The brass reaches its greatest heights with a stunningly cantabile resonance – it’s a choir without words – over rhythms that veer from an altered flamenco pulse, to Ethiopian allusions. Another dreamy sequence, rolling percussion and a bright conversation between saxes and violins reach a final, majestic cadenza before the murky but animated drum rumble out. Sleepy? No. Hallucinatory? Absolutely. This is one of the more entertaining and original large ensemble recordings of recent months. The cd comes with a full list of musician credits; core members whose names will resonate with most jazz fans include reedmen Ned Rothenberg and Avram Fefer, flutist Slvain Leroux, cornetist Graham Haynes, guitarist Kenny Wessel, violist Jason Kao Hwang, violinist Skye Steele, cellist Marika Hughes and percussionist Matt Kilmer.
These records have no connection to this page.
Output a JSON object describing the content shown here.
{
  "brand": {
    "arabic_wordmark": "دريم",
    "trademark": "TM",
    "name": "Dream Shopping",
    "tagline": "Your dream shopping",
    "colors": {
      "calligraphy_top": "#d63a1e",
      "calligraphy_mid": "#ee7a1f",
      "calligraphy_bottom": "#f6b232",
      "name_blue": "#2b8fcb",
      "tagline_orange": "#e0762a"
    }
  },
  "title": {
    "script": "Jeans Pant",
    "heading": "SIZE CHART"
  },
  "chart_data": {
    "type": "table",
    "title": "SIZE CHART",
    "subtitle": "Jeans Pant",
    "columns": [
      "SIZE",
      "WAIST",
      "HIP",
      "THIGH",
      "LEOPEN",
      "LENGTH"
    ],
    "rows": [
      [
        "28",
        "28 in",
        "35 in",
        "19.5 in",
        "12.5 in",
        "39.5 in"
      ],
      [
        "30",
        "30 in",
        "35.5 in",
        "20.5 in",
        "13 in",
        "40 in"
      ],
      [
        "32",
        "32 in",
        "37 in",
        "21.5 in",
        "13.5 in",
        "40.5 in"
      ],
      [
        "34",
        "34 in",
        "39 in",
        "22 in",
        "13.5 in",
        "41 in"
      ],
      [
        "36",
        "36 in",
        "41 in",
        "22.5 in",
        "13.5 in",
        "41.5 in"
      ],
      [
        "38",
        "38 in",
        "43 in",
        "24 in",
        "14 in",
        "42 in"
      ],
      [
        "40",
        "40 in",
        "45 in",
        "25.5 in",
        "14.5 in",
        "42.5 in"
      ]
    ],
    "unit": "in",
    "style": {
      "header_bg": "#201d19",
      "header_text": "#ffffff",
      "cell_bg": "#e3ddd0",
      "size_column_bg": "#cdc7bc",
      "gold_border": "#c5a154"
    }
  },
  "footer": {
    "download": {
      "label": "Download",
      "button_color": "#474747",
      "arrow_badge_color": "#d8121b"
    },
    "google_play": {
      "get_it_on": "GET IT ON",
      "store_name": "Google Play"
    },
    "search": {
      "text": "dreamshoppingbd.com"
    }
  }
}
A Bittersweet, Characteristically Tuneful Pair from Pianist Satoko Fujii
With a nod to Dave Brubeck – album title, song titles and general lyricism included – Time Stands Still is the final album by pianist Satoko Fujii’s Ma-Do quartet. Sadly, bassist Norikatsu Koreyasu didn’t live to see it released, having teamed with the ensemble – also including Natsuki Tamura on trumpet and Akira Horikoshi on drums – to record it in a single session in the summer of 2011. Three months later, he was gone. In the liner notes, Fujii eerily relates a visitation by the bassist in one of her dreams shortly thereafter: he thanked her for the good times and then disappeared.
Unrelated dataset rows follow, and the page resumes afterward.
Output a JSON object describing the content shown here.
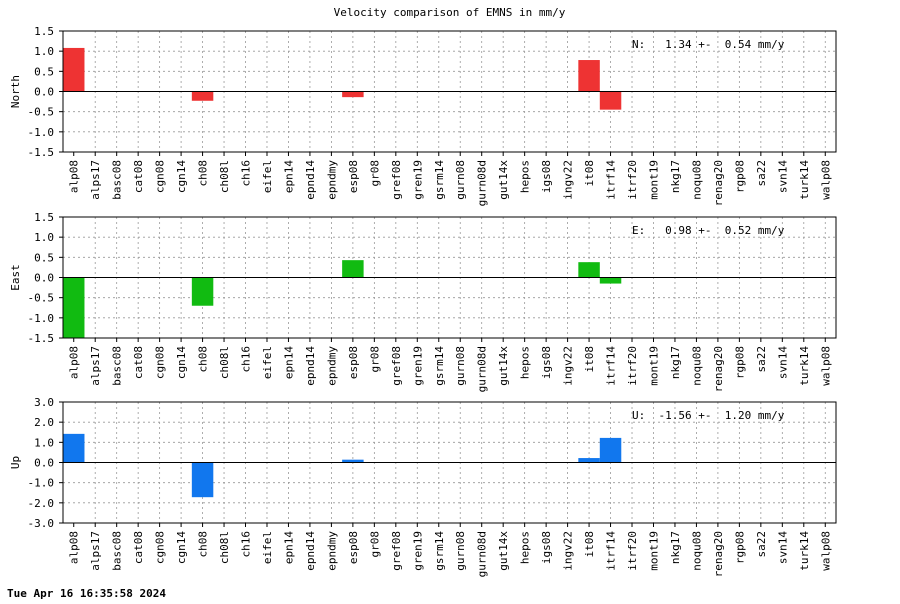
{
  "page": {
    "timestamp": "Tue Apr 16 16:35:58 2024"
  },
  "chart_data": [
    {
      "type": "bar",
      "title": "Velocity comparison of EMNS in mm/y",
      "ylabel": "North",
      "ylim": [
        -1.5,
        1.5
      ],
      "yticks": [
        "1.5",
        "1.0",
        "0.5",
        "0.0",
        "-0.5",
        "-1.0",
        "-1.5"
      ],
      "annotation": "N:   1.34 +-  0.54 mm/y",
      "color": "#ee3333",
      "grid": true,
      "categories": [
        "alp08",
        "alps17",
        "basc08",
        "cat08",
        "cgn08",
        "cgn14",
        "ch08",
        "ch08l",
        "ch16",
        "eifel",
        "epn14",
        "epnd14",
        "epndmy",
        "esp08",
        "gr08",
        "gref08",
        "gren19",
        "gsrm14",
        "gurn08",
        "gurn08d",
        "gut14x",
        "hepos",
        "igs08",
        "ingv22",
        "it08",
        "itrf14",
        "itrf20",
        "mont19",
        "nkg17",
        "noqu08",
        "renag20",
        "rgp08",
        "sa22",
        "svn14",
        "turk14",
        "walp08"
      ],
      "values": [
        1.08,
        0,
        0,
        0,
        0,
        0,
        -0.23,
        0,
        0,
        0,
        0,
        0,
        0,
        -0.14,
        0,
        0,
        0,
        0,
        0,
        0,
        0,
        0,
        0,
        0,
        0.78,
        -0.45,
        0,
        0,
        0,
        0,
        0,
        0,
        0,
        0,
        0,
        0
      ]
    },
    {
      "type": "bar",
      "title": "",
      "ylabel": "East",
      "ylim": [
        -1.5,
        1.5
      ],
      "yticks": [
        "1.5",
        "1.0",
        "0.5",
        "0.0",
        "-0.5",
        "-1.0",
        "-1.5"
      ],
      "annotation": "E:   0.98 +-  0.52 mm/y",
      "color": "#11bb11",
      "grid": true,
      "categories": [
        "alp08",
        "alps17",
        "basc08",
        "cat08",
        "cgn08",
        "cgn14",
        "ch08",
        "ch08l",
        "ch16",
        "eifel",
        "epn14",
        "epnd14",
        "epndmy",
        "esp08",
        "gr08",
        "gref08",
        "gren19",
        "gsrm14",
        "gurn08",
        "gurn08d",
        "gut14x",
        "hepos",
        "igs08",
        "ingv22",
        "it08",
        "itrf14",
        "itrf20",
        "mont19",
        "nkg17",
        "noqu08",
        "renag20",
        "rgp08",
        "sa22",
        "svn14",
        "turk14",
        "walp08"
      ],
      "values": [
        -1.5,
        0,
        0,
        0,
        0,
        0,
        -0.7,
        0,
        0,
        0,
        0,
        0,
        0,
        0.43,
        0,
        0,
        0,
        0,
        0,
        0,
        0,
        0,
        0,
        0,
        0.38,
        -0.15,
        0,
        0,
        0,
        0,
        0,
        0,
        0,
        0,
        0,
        0
      ]
    },
    {
      "type": "bar",
      "title": "",
      "ylabel": "Up",
      "ylim": [
        -3.0,
        3.0
      ],
      "yticks": [
        "3.0",
        "2.0",
        "1.0",
        "0.0",
        "-1.0",
        "-2.0",
        "-3.0"
      ],
      "annotation": "U:  -1.56 +-  1.20 mm/y",
      "color": "#1177ee",
      "grid": true,
      "categories": [
        "alp08",
        "alps17",
        "basc08",
        "cat08",
        "cgn08",
        "cgn14",
        "ch08",
        "ch08l",
        "ch16",
        "eifel",
        "epn14",
        "epnd14",
        "epndmy",
        "esp08",
        "gr08",
        "gref08",
        "gren19",
        "gsrm14",
        "gurn08",
        "gurn08d",
        "gut14x",
        "hepos",
        "igs08",
        "ingv22",
        "it08",
        "itrf14",
        "itrf20",
        "mont19",
        "nkg17",
        "noqu08",
        "renag20",
        "rgp08",
        "sa22",
        "svn14",
        "turk14",
        "walp08"
      ],
      "values": [
        1.42,
        0,
        0,
        0,
        0,
        0,
        -1.72,
        0,
        0,
        0,
        0,
        0,
        0,
        0.14,
        0,
        0,
        0,
        0,
        0,
        0,
        0,
        0,
        0,
        0,
        0.22,
        1.22,
        0,
        0,
        0,
        0,
        0,
        0,
        0,
        0,
        0,
        0
      ]
    }
  ]
}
Like Tamura, his bass work and interplay with the quartet often involves extended technique: scrapy bowing, whispery overtones and glissandos. The two make a double wild card of sorts, whether pairing off or playing against Fujii’s alternately terse and blithely romping lines and Horikoshi’s matter-of-factly spacious, frequently suspenseful presence. Tamura’s phantasmagoria contrasts with Fujii’s precise, briefly bossa-inflected pulse on the opening track, Fortitude. Bouncing, insistent motives give way to a conspiratorial whisper and then a wary, flurrying martial groove on North Wind and Sun; the title track is the smash hit, Fujii’s catchy, staggered hookiness punctuated by circling solos by drums and trumpet.
Rolling Around does anything but – it’s a vehicle for drollery from Tamura and Koreyasu. Set the Clock Back works a vividly austere clockwork theme through cantabile trumpet/piano harmonies down to the spare rhythm section; it wouldn’t be out of place in the Sara Serpa catalog. The quartet revert to a staggered, moody, martial vein on Broken Time, livening it with wry blues allusions and a devious false ending. True to its title, Time Stands Still maxes out the suspense, a sepulchral tone poem building to a gorgeously plaintive, minimalist Fujii solo, ending the album on a particularly dark note.
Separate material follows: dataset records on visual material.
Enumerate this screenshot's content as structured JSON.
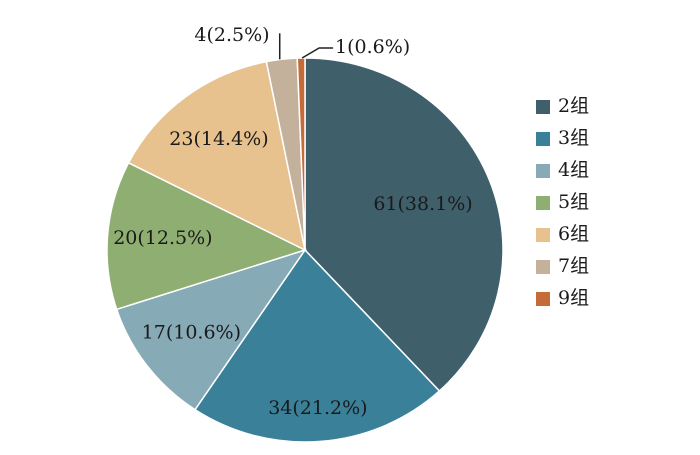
{
  "chart_data": {
    "type": "pie",
    "title": "",
    "legend_position": "right",
    "series": [
      {
        "legend": "2组",
        "value": 61,
        "label": "61(38.1%)",
        "color": "#3f5f6b"
      },
      {
        "legend": "3组",
        "value": 34,
        "label": "34(21.2%)",
        "color": "#3a8099"
      },
      {
        "legend": "4组",
        "value": 17,
        "label": "17(10.6%)",
        "color": "#86aab6"
      },
      {
        "legend": "5组",
        "value": 20,
        "label": "20(12.5%)",
        "color": "#8fae72"
      },
      {
        "legend": "6组",
        "value": 23,
        "label": "23(14.4%)",
        "color": "#e7c18e"
      },
      {
        "legend": "7组",
        "value": 4,
        "label": "4(2.5%)",
        "color": "#c4b19c"
      },
      {
        "legend": "9组",
        "value": 1,
        "label": "1(0.6%)",
        "color": "#c56b3a"
      }
    ]
  }
}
Intricate, focused interplay is even prominent on Fujii’s latest trio album, Spring Storm, with Todd Nicholson on bass and Takashi Itani on drums A cinematic, forcefully percussive, torrentially Debussyesque rainscape opens the album: even the chaotic breaks are tightly rhythmic. Convection is a study in simple, clear riffage with subtle variations, particularly from Nicholson as he slips from incisive to nebulous. The variations go spiraling into triplets, with a memorably rumbling, polyrhythmic crescendo on the next track, Fuki, followed by Whirlwind, a thinly disguised, unexpectedly jaunty swing tune. The epic Maebure builds achingly from a brooding bass-and-piano moonscape to a punchy, funk-tinged central theme and back; the album ends with Tremble, a gorgeously angst-fueled miniature that ends all too soon. Fans of Fujii’s best small-group work, including her brilliant collaborations with Myra Melford and Carla Kihlstedt, will not be disappointed.